About 145 million shares worth S$334 million in total changed hands as losers outnumbered gainers 130 to 37.
The most actively traded stock was ISR Capital, which rose S$0.001 to S$0.007 with 71.0 million shares changing hands.
Other actives included Midas and Allied Tech.
Active index stocks included Keppel Corporation, up S$0.23 or 2.67 per cent at S$8.86; and DBS shares trading up S$0.01 or 0.04 per cent at S$26.59.
On Tuesday, the Dow posted the largest decline since May, as healthcare shares sank on worries about Amazon's push into the sector, AFP said.
The Dow Jones Industrial Average fell 1.4 per cent to 26,076.89, the biggest drop in percentage terms in more than eight months.

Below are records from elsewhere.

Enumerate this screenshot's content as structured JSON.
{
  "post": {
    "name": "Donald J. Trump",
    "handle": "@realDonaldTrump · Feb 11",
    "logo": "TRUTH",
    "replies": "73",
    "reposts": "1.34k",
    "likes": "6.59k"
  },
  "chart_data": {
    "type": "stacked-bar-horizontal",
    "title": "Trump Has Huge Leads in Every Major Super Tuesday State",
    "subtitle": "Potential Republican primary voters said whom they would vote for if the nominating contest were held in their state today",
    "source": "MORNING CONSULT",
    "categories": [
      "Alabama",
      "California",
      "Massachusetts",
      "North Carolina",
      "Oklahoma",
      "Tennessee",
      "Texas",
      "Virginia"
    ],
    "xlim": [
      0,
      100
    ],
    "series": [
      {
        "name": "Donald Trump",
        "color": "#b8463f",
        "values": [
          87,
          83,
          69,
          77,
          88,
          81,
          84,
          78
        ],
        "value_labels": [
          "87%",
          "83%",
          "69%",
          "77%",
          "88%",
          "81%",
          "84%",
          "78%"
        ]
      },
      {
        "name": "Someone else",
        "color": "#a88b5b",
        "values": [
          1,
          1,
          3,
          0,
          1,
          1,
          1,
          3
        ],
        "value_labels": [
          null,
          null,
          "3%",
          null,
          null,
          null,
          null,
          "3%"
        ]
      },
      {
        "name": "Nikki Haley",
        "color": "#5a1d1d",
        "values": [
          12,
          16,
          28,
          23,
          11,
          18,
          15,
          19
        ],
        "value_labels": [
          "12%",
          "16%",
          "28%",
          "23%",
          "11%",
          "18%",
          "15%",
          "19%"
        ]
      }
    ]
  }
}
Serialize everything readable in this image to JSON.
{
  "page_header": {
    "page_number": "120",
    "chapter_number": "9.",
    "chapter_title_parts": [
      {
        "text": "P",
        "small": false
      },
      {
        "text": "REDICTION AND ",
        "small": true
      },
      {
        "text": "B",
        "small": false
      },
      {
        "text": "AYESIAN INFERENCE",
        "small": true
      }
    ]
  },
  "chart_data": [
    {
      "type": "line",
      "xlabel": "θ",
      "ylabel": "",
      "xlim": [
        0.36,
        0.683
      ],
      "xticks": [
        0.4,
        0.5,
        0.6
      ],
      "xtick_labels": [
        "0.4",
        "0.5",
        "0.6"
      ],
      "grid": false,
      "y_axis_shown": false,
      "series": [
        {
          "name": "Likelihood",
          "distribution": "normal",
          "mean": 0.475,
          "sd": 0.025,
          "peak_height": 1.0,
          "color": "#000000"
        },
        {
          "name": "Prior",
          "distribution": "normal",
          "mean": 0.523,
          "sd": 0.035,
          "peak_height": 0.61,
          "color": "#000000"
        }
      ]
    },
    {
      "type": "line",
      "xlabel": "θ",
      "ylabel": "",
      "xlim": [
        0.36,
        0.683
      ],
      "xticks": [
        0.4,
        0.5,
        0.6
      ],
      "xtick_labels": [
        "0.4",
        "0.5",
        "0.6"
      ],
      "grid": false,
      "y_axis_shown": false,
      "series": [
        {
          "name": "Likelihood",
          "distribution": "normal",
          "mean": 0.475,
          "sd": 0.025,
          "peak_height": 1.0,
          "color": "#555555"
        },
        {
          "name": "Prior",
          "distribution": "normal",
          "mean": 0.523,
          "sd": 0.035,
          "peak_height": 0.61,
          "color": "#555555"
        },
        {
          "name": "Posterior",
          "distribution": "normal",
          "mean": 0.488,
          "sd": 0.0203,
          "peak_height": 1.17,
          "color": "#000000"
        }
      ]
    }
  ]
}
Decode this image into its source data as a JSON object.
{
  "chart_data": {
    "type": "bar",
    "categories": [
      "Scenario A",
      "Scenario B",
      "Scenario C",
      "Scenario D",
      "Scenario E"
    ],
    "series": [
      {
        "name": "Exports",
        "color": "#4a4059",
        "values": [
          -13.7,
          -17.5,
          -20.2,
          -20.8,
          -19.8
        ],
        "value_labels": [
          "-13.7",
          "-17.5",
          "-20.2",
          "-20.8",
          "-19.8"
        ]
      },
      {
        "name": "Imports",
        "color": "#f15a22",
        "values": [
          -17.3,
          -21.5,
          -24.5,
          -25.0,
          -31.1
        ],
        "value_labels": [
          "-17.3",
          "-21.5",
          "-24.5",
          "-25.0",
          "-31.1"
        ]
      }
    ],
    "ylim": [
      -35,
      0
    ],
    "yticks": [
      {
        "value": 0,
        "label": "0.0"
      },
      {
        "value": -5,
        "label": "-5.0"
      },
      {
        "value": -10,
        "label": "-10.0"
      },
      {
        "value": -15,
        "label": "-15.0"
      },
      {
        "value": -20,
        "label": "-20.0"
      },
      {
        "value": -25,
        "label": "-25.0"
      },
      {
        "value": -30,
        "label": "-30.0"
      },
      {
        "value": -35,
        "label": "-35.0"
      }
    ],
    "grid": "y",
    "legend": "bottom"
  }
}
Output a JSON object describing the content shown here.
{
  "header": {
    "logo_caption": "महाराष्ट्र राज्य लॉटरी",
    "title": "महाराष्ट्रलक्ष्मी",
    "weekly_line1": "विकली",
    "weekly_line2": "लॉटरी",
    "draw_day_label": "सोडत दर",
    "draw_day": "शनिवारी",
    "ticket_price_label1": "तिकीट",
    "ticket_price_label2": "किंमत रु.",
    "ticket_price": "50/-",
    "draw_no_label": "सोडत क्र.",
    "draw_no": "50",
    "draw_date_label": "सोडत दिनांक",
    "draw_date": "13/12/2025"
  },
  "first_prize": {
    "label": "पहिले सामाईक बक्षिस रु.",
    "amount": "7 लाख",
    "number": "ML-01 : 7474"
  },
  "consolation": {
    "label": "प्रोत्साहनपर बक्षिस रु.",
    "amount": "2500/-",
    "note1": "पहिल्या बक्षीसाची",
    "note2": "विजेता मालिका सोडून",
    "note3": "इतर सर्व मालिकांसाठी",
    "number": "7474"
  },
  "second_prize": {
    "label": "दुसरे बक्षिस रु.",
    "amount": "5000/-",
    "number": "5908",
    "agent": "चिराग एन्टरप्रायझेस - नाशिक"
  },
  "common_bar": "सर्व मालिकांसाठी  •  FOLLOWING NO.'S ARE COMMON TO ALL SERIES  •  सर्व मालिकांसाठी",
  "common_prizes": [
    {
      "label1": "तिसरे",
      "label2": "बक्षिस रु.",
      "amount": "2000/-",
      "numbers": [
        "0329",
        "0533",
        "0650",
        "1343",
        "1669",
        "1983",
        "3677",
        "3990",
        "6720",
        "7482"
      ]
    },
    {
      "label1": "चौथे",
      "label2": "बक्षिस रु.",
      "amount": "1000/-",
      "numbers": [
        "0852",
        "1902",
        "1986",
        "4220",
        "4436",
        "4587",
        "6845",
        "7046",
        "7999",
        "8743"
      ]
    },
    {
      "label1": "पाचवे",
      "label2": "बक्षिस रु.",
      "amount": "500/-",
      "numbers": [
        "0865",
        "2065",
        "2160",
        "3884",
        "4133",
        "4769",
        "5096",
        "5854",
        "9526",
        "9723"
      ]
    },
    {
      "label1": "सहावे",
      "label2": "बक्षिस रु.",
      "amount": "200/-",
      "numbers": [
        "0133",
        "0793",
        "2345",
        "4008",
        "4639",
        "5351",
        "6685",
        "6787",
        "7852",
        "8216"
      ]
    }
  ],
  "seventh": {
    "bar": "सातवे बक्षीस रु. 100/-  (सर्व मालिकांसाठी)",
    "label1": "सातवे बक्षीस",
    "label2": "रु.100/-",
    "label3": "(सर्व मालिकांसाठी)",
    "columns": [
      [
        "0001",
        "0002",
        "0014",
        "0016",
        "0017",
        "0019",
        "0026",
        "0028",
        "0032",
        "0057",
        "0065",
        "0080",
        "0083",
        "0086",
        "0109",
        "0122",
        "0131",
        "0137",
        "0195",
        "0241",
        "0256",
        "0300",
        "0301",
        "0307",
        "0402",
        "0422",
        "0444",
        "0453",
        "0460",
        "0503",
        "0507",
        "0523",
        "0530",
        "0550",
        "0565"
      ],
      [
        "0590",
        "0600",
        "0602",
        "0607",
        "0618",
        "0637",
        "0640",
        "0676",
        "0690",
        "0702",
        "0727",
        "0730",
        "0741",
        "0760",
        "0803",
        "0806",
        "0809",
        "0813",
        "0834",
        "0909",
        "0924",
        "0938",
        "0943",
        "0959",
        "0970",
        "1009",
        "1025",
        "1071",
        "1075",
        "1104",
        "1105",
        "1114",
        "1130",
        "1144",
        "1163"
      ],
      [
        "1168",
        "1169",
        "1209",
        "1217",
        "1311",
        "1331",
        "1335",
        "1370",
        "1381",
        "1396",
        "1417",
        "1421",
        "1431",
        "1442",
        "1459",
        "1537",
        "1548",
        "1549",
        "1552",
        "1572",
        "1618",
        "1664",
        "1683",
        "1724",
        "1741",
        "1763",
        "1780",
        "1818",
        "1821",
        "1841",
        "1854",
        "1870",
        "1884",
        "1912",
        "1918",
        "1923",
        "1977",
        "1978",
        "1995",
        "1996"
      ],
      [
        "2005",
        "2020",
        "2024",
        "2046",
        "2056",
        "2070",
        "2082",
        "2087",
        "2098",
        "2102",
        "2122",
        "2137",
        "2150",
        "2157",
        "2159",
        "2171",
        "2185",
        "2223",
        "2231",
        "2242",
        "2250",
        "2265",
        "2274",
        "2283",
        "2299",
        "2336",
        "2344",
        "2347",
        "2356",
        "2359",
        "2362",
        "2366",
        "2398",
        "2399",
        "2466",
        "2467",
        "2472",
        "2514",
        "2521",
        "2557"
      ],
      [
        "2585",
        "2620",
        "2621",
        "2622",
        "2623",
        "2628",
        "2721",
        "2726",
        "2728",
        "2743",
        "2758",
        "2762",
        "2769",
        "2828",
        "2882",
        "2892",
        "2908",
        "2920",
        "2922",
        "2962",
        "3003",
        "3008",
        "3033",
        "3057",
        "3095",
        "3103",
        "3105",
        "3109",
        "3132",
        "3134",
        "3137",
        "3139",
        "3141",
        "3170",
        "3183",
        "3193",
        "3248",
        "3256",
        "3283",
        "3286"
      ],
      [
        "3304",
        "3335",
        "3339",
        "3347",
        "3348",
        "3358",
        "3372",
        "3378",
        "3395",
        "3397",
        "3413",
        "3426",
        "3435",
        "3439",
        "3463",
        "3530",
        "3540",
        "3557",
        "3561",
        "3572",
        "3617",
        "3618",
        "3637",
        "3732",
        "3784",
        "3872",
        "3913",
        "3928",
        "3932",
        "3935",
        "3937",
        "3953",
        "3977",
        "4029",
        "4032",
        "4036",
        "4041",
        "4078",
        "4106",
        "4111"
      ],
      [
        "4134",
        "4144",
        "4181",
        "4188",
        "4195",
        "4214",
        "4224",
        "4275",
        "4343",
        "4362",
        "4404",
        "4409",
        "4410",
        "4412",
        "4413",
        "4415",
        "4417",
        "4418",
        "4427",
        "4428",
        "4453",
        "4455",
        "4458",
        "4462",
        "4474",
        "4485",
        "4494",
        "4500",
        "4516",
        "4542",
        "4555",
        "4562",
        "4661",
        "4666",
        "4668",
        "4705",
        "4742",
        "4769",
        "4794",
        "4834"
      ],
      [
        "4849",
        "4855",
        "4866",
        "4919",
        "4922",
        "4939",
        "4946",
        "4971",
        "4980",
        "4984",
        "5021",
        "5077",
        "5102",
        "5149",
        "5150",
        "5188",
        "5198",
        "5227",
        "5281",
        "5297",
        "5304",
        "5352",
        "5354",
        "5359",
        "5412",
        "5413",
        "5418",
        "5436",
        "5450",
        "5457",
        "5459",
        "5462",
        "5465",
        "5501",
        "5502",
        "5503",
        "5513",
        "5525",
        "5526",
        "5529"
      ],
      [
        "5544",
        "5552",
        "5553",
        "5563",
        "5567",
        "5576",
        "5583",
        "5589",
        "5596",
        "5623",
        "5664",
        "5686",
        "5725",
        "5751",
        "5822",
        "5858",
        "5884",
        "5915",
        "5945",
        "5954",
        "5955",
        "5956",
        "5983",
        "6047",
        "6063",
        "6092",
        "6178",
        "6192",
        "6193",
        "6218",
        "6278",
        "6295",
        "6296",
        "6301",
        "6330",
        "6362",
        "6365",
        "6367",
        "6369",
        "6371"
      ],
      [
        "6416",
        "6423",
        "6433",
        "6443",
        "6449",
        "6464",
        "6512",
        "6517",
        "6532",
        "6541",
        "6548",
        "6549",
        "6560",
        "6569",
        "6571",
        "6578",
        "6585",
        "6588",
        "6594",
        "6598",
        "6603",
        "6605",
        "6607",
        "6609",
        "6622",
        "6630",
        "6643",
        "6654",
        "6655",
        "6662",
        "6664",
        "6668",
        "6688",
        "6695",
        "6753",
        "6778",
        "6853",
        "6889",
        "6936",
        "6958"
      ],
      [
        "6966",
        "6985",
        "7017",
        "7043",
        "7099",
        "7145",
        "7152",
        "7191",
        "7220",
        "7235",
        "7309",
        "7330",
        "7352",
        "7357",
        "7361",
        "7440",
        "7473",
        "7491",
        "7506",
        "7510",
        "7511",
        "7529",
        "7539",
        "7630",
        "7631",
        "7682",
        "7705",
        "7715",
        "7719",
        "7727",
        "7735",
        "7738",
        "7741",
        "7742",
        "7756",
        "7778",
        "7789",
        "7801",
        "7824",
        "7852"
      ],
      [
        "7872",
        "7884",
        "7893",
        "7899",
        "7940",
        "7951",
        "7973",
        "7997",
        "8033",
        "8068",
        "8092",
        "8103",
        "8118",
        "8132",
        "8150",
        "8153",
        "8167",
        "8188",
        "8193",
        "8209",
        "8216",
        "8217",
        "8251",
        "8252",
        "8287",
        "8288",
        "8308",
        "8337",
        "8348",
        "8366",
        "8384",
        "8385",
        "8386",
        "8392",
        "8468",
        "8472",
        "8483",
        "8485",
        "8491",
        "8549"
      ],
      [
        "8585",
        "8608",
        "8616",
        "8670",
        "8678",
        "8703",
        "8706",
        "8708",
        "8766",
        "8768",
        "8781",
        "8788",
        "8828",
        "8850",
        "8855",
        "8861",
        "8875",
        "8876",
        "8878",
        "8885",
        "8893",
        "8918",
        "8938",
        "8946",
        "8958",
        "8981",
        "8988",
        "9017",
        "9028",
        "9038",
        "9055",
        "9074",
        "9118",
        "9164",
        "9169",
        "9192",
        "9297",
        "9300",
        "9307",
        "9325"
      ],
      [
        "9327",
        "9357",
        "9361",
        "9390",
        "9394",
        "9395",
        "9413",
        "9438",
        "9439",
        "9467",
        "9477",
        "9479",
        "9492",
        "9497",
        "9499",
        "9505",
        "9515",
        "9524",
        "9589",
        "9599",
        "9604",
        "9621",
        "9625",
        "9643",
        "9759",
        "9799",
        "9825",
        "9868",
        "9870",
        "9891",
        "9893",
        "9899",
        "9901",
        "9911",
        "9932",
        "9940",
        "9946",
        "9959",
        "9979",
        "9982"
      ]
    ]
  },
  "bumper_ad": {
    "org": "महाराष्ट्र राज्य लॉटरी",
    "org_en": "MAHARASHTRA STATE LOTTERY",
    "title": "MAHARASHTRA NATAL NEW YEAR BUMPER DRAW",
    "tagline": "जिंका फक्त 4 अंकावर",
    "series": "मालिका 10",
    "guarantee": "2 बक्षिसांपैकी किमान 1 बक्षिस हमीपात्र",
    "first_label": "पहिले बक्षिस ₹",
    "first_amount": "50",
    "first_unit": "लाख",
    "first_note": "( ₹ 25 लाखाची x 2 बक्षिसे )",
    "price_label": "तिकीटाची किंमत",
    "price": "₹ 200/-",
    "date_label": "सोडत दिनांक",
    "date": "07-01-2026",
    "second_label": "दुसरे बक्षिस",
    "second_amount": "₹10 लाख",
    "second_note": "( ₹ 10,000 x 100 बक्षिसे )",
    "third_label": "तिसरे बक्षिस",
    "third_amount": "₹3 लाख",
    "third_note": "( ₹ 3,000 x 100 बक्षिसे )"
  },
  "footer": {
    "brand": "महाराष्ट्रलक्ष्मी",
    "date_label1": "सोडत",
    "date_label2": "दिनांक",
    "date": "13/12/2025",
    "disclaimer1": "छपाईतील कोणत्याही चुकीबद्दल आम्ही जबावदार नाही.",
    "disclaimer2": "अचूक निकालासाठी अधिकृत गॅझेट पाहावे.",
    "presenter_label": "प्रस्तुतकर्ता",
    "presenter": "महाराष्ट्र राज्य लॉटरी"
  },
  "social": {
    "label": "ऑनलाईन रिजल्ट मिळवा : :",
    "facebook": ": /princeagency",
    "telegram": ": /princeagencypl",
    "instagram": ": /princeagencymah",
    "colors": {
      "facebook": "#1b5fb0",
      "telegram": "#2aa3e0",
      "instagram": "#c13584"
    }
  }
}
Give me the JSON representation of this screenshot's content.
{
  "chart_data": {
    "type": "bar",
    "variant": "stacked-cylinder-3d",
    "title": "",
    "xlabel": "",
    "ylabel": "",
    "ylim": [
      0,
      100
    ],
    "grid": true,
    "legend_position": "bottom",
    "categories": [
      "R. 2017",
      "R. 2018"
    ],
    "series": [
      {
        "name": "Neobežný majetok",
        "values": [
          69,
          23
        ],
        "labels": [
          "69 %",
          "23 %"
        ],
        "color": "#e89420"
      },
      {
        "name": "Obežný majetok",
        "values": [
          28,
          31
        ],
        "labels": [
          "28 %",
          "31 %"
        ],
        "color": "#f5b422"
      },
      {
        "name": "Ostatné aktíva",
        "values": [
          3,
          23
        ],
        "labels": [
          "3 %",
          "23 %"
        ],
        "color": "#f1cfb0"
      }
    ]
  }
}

The broad-based S&P 500 fell 1.1 per cent to 2,822.43, while the tech-rich Nasdaq Composite Index shed 0.9 per cent to 7,402.48.
Shares in Japan and Australia were trading lower in early Wednesday trading, although stocks in South Korea bucked the trend, Bloomberg said.
Japan's Topix index sank 0.4 per cent as at 9.25am in Tokyo. Meanwhile, Australia's S&P/ASX 200 Index slid 0.3 per cent and South Korea's Kospi index rose 0.2 per cent.